By Richard Prime on 13th February 2017
On paper, banks have every advantage over fintech companies: greater manpower, deeper pockets, established names and longstanding reputations. The trouble is that it isn’t really a paper world anymore, but a digital one – and the banks have been slower to capitalise on the resulting opportunities. The industry is changing, and not to their advantage. Over the past decade, 2000 bank branches closed, and it’s easy to see why: fintech companies can provide a nimbler, more personalised, and adaptable offering, and are well-poised to fill the widening gap in the market.
To their credit, banks seem willing to recognise this. Research from PwC indicates that 83 per cent of financial services executives believe that standalone fintech companies may cost them some of their business, and 75 per cent identify the increased focus on the customer as the most important aspect of fintech.
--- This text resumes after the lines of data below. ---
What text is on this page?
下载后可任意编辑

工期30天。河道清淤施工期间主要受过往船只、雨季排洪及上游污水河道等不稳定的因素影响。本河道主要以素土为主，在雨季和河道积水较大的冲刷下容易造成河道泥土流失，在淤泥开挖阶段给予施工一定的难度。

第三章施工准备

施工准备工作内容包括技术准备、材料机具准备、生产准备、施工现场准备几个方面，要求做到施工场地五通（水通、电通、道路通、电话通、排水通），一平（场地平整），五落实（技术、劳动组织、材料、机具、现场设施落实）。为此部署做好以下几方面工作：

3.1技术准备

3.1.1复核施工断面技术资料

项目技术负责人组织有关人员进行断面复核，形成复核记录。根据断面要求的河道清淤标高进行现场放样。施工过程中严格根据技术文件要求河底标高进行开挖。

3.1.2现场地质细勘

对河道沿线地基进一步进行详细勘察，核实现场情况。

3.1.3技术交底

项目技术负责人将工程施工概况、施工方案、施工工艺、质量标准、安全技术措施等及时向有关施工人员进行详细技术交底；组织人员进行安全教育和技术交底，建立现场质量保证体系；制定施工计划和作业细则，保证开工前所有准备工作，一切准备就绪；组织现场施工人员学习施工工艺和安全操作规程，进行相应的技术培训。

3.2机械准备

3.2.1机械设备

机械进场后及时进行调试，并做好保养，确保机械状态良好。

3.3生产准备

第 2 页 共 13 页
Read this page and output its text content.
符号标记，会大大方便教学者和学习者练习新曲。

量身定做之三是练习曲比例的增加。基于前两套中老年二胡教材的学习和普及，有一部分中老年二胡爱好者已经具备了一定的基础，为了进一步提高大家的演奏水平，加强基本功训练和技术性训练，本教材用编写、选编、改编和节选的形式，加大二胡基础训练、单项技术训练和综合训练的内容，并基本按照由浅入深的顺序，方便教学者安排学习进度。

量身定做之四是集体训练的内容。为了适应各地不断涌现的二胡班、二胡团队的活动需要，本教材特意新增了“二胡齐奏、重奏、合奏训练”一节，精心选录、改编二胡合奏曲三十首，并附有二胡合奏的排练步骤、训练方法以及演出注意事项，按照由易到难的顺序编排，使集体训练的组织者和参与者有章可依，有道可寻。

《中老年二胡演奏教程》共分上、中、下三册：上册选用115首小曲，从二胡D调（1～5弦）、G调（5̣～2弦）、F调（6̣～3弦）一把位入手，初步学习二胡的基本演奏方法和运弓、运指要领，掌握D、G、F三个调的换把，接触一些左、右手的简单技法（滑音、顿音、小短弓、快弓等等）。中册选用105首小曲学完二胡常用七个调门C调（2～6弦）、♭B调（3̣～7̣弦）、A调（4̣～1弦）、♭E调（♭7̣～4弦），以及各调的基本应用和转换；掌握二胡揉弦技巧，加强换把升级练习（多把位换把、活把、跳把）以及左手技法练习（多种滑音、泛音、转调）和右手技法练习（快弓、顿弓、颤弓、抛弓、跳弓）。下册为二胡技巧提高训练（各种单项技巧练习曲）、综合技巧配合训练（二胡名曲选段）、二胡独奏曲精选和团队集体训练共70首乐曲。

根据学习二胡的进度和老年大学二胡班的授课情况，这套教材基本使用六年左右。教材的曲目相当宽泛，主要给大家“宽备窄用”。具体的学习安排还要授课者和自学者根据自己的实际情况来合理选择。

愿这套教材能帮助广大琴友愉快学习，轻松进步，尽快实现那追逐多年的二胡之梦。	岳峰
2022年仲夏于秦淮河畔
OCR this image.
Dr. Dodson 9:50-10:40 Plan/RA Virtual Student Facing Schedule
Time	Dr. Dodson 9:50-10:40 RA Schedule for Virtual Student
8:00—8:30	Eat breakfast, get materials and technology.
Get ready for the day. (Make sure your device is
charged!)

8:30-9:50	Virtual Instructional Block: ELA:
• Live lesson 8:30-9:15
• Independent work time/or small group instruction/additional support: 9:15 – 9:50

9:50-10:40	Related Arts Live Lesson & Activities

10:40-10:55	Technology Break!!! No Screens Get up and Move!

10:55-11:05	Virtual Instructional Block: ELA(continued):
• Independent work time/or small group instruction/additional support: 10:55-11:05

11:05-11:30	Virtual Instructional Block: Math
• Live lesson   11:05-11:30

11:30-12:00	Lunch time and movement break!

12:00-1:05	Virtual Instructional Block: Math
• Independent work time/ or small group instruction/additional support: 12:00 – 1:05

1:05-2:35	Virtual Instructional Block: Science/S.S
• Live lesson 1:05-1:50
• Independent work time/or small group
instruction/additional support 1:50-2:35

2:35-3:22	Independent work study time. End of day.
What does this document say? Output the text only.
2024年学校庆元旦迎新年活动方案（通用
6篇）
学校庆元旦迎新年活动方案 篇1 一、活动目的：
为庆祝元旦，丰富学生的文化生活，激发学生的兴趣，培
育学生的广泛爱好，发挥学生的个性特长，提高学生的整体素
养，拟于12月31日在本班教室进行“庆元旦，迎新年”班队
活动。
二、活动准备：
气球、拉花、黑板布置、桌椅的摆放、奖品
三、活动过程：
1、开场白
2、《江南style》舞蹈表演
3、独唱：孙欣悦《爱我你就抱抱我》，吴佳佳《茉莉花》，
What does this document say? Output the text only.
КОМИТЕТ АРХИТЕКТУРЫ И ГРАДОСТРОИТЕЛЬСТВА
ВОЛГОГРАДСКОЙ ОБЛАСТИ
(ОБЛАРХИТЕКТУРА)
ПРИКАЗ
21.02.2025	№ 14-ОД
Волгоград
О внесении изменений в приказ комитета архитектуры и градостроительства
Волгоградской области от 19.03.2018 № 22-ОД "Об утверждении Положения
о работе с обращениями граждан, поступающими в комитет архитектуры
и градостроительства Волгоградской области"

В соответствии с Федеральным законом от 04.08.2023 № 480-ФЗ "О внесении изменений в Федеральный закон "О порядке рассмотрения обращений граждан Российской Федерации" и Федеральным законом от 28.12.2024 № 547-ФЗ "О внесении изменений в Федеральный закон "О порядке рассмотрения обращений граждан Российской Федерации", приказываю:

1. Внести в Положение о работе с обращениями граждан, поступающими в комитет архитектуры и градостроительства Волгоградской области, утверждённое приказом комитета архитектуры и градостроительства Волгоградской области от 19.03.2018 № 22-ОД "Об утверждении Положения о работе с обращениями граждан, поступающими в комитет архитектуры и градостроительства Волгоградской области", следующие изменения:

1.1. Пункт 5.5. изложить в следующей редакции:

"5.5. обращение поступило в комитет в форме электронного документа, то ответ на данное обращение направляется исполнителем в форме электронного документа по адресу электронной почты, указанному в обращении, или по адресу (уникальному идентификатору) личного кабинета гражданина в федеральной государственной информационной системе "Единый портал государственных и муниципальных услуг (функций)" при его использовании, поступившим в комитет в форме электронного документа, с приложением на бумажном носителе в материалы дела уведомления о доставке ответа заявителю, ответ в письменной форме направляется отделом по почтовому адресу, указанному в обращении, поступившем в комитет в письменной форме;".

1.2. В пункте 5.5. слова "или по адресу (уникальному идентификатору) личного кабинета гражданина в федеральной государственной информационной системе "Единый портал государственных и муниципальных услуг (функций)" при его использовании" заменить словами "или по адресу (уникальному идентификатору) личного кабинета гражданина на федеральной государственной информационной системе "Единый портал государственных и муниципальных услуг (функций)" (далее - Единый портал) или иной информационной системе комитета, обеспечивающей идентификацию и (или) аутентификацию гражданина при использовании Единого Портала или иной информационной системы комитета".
Although the banks have taken steps to catch up, fintech companies continue to lead the way in customer experience.
Fintech companies are ideally positioned to capitalise on this because they realise that there is far more to financial services than mere finance. Being, in some instances, three hundred year old plus institutions, banks have plenty of resources. But when large, centuries-old institutions make improvements to customer care, they tend to do so slowly. What’s more, this can cost them: a report by KPMG Nunwood indicates that the biggest four banks, Barclays, RBS, HSBC and Lloyds, will miss out on some £3.7bn between 2015 and 2018 because of their sub-par experience offerings. Tellingly, none of these banks made the Top 100 Customer Experience Excellence index.
This is good news for fintechs: they may not be able to compete on resources, but they can certainly compete on customer care. Customers no longer have to go to a bank for a loan, an invoice finance arrangement, or an overdraft. They have greater choice and higher expectations – and fintech companies are often better able to fulfil them.
Peer to peer lending platforms such as Funding Circle made it possible for small business owners to complete the loan application process online for the first time. Unburdened by legacy IT systems and expensive branch networks, credit assessments can be delivered for a fraction of the time and expense. In niche markets such as recruitment, contract finance platforms like Sonovate have made it possible for agencies to launch a contractor division within a day – where it might have taken five years with a bank.
The best fintech companies innovate in this vein: they look at the customer’s priorities and requirements and tailor their offering to meet them. They take due diligence seriously, but they’re geared towards finding a solution instead of finding reasons to say ‘no’.
Of course, technology is also important to the success of fintechs – it’s in the name, after all. Where an institution might offer an online banking portal to its consumer customers, it often won’t offer much in the way of software to its business customers. They’re less able to properly invest in technology because they have to consider legacy systems, complex regulation and bureaucracy. Fintech companies, being largely cloud-based, are better equipped to manage processes and transactions online. Where a bank might not offer a company the use of a mobile app, it would be rare for a fintech company to not have one.
The use of technology also enables transparency – which significantly influences customer service. Fintech companies can typically provide a fuller breakdown of financial data, which they can present in a clear, digestible way on intuitive online platforms. Challenger banks such as Monzo offer pre-paid cards that link to mobile apps on your phone, providing a real-time log of all payments – which can be filtered according to location, cost, and category. On the other hand, banks typically don’t update your statement until they post their ledgers days later. Their platforms are often slow and opaque, with less thought spent on the user experience.
It's easy to describe the relationship between fintech companies and banks as an either/or proposition, with the former providing superior customer experience and the latter providing superior financial clout. But more forward-thinking institutions recognise the gaps in their offering that fintech companies can fill, and are either integrating their ideas or forming partnerships with these firms. RBS began collaborating with Iwoca and a number of other fintech lenders in 2016, and Santander UK has formed a new relationship with Kabbage, which supplies faster funding to small businesses.
This is the best path forward for banks and fintechs alike: while the latter will always struggle to dominate territory that has been owned for centuries by institutions, they can supply the ideas and the impetus to drive customer service that banks have so often lacked.